Speaking to reporters Walsh added the company is awaiting environmental clearances from Indian authorities to start mining, but didn’t say how soon he expected to receive such permits, Reuters reports.
Rio found the massive deposit in rural India, the most important diamond discovery in the country in the last 40 years, back in 2004. But it wasn’t until 2012 that it got an initial approval to develop the mining project, which is now just waiting for environment and forests clearances.
Rio Tinto Diamonds managing director Jean-Marc Lieberherr said last month the firm wanted to be the main player in the industry in India, driving the sector's growth in years to come.
The touted project is expected to generate about 30,000 jobs and produce up to three million carats a year, Rio has said.
Here come the critics
However environmentalists have been rising concerns over potential threats to a tiger corridor about 100 km from the deposit that could reposition India as a top diamond producer. The world-class mine would also make of Madhya Pradesh on the globe’s top 10 diamond producing regions in terms of value and volume.
Once operational, Bunder (monkey in Hindi) will be one of only four new diamond mines globally likely to become operational within the next decade.

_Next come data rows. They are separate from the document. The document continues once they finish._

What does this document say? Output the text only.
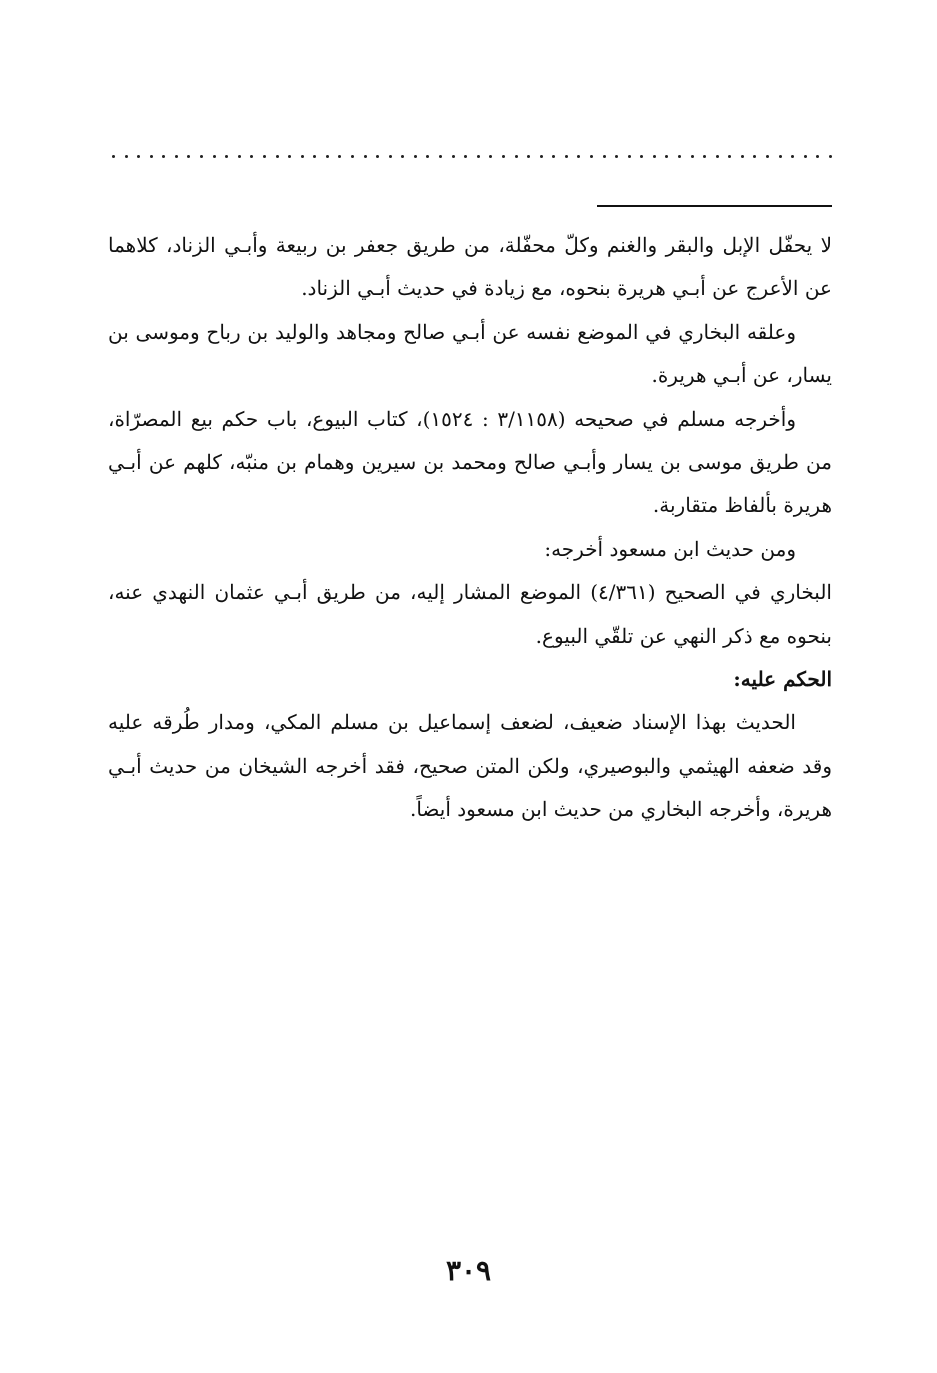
لا يحفّل الإبل والبقر والغنم وكلّ محفّلة، من طريق جعفر بن ربيعة وأبـي الزناد، كلاهما عن الأعرج عن أبـي هريرة بنحوه، مع زيادة في حديث أبـي الزناد.

وعلقه البخاري في الموضع نفسه عن أبـي صالح ومجاهد والوليد بن رباح وموسى بن يسار، عن أبـي هريرة.

وأخرجه مسلم في صحيحه (٣/١١٥٨ : ١٥٢٤)، كتاب البيوع، باب حكم بيع المصرّاة، من طريق موسى بن يسار وأبـي صالح ومحمد بن سيرين وهمام بن منبّه، كلهم عن أبـي هريرة بألفاظ متقاربة.

ومن حديث ابن مسعود أخرجه:

البخاري في الصحيح (٤/٣٦١) الموضع المشار إليه، من طريق أبـي عثمان النهدي عنه، بنحوه مع ذكر النهي عن تلقّي البيوع.

الحكم عليه:

الحديث بهذا الإسناد ضعيف، لضعف إسماعيل بن مسلم المكي، ومدار طُرقه عليه وقد ضعفه الهيثمي والبوصيري، ولكن المتن صحيح، فقد أخرجه الشيخان من حديث أبـي هريرة، وأخرجه البخاري من حديث ابن مسعود أيضاً.

٣٠٩
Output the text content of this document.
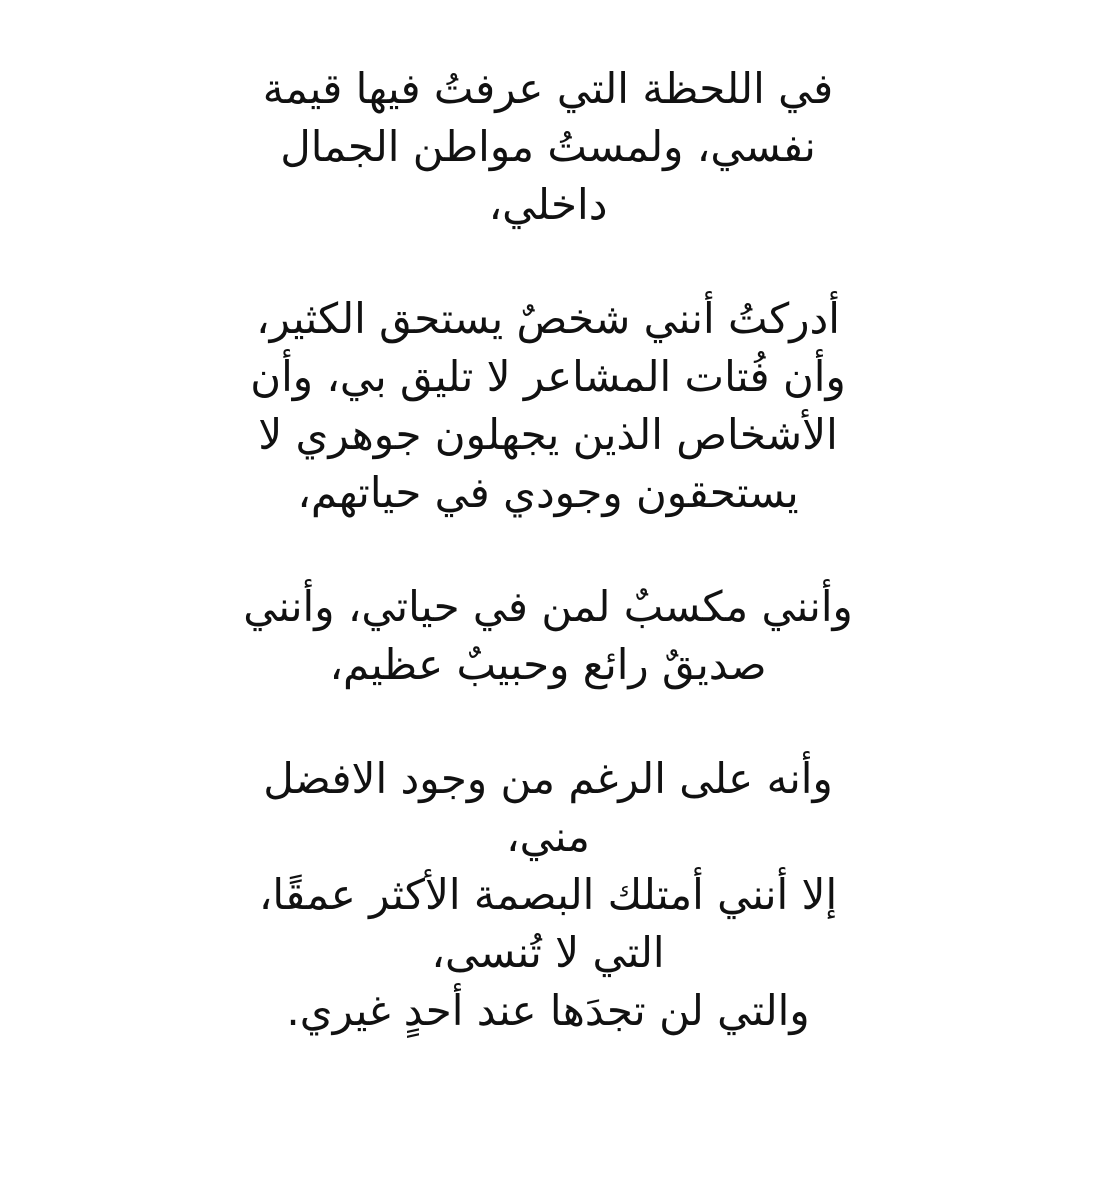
في اللحظة التي عرفتُ فيها قيمة
نفسي، ولمستُ مواطن الجمال
داخلي،

أدركتُ أنني شخصٌ يستحق الكثير،
وأن فُتات المشاعر لا تليق بي، وأن
الأشخاص الذين يجهلون جوهري لا
يستحقون وجودي في حياتهم،

وأنني مكسبٌ لمن في حياتي، وأنني
صديقٌ رائع وحبيبٌ عظيم،

وأنه على الرغم من وجود الافضل
مني،
إلا أنني أمتلك البصمة الأكثر عمقًا،
التي لا تُنسى،
والتي لن تجدَها عند أحدٍ غيري.
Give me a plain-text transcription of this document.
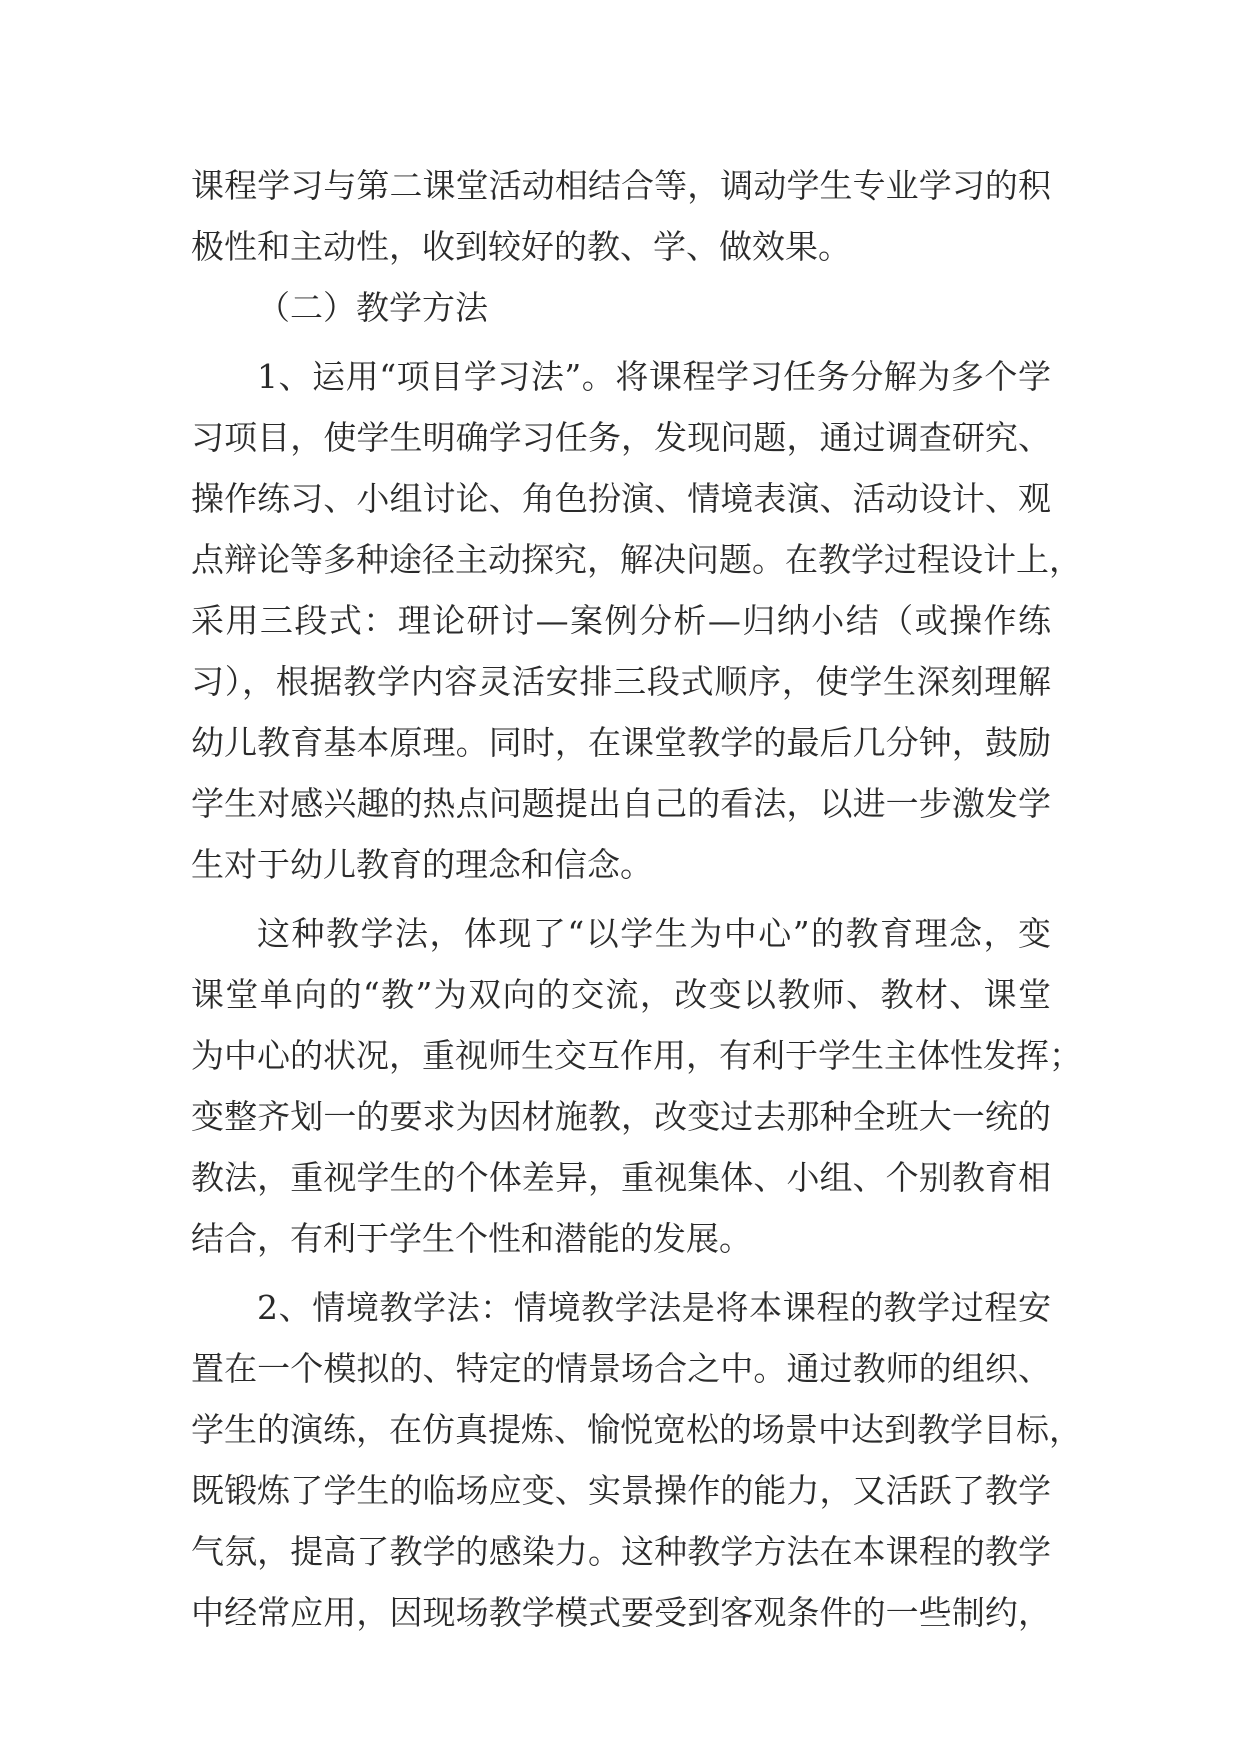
课程学习与第二课堂活动相结合等，调动学生专业学习的积
极性和主动性，收到较好的教、学、做效果。
（二）教学方法
1、运用“项目学习法”。将课程学习任务分解为多个学
习项目，使学生明确学习任务，发现问题，通过调查研究、
操作练习、小组讨论、角色扮演、情境表演、活动设计、观
点辩论等多种途径主动探究，解决问题。在教学过程设计上，
采用三段式：理论研讨—案例分析—归纳小结（或操作练
习），根据教学内容灵活安排三段式顺序，使学生深刻理解
幼儿教育基本原理。同时，在课堂教学的最后几分钟，鼓励
学生对感兴趣的热点问题提出自己的看法，以进一步激发学
生对于幼儿教育的理念和信念。
这种教学法，体现了“以学生为中心”的教育理念，变
课堂单向的“教”为双向的交流，改变以教师、教材、课堂
为中心的状况，重视师生交互作用，有利于学生主体性发挥；
变整齐划一的要求为因材施教，改变过去那种全班大一统的
教法，重视学生的个体差异，重视集体、小组、个别教育相
结合，有利于学生个性和潜能的发展。
2、情境教学法：情境教学法是将本课程的教学过程安
置在一个模拟的、特定的情景场合之中。通过教师的组织、
学生的演练，在仿真提炼、愉悦宽松的场景中达到教学目标，
既锻炼了学生的临场应变、实景操作的能力，又活跃了教学
气氛，提高了教学的感染力。这种教学方法在本课程的教学
中经常应用，因现场教学模式要受到客观条件的一些制约，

Indian diamonds are known for their quality, particularly those from the ancient Golconda mines, which has produced extremely clear gems. One of them is the historic Archduke Joseph diamond, one of the world's most famous and rarest from Europe's aristocracy, which set a world record for colourless gems in 2012 after it sold for $21.5 million at a at Christie’s Geneva Magnificent Jewels auction.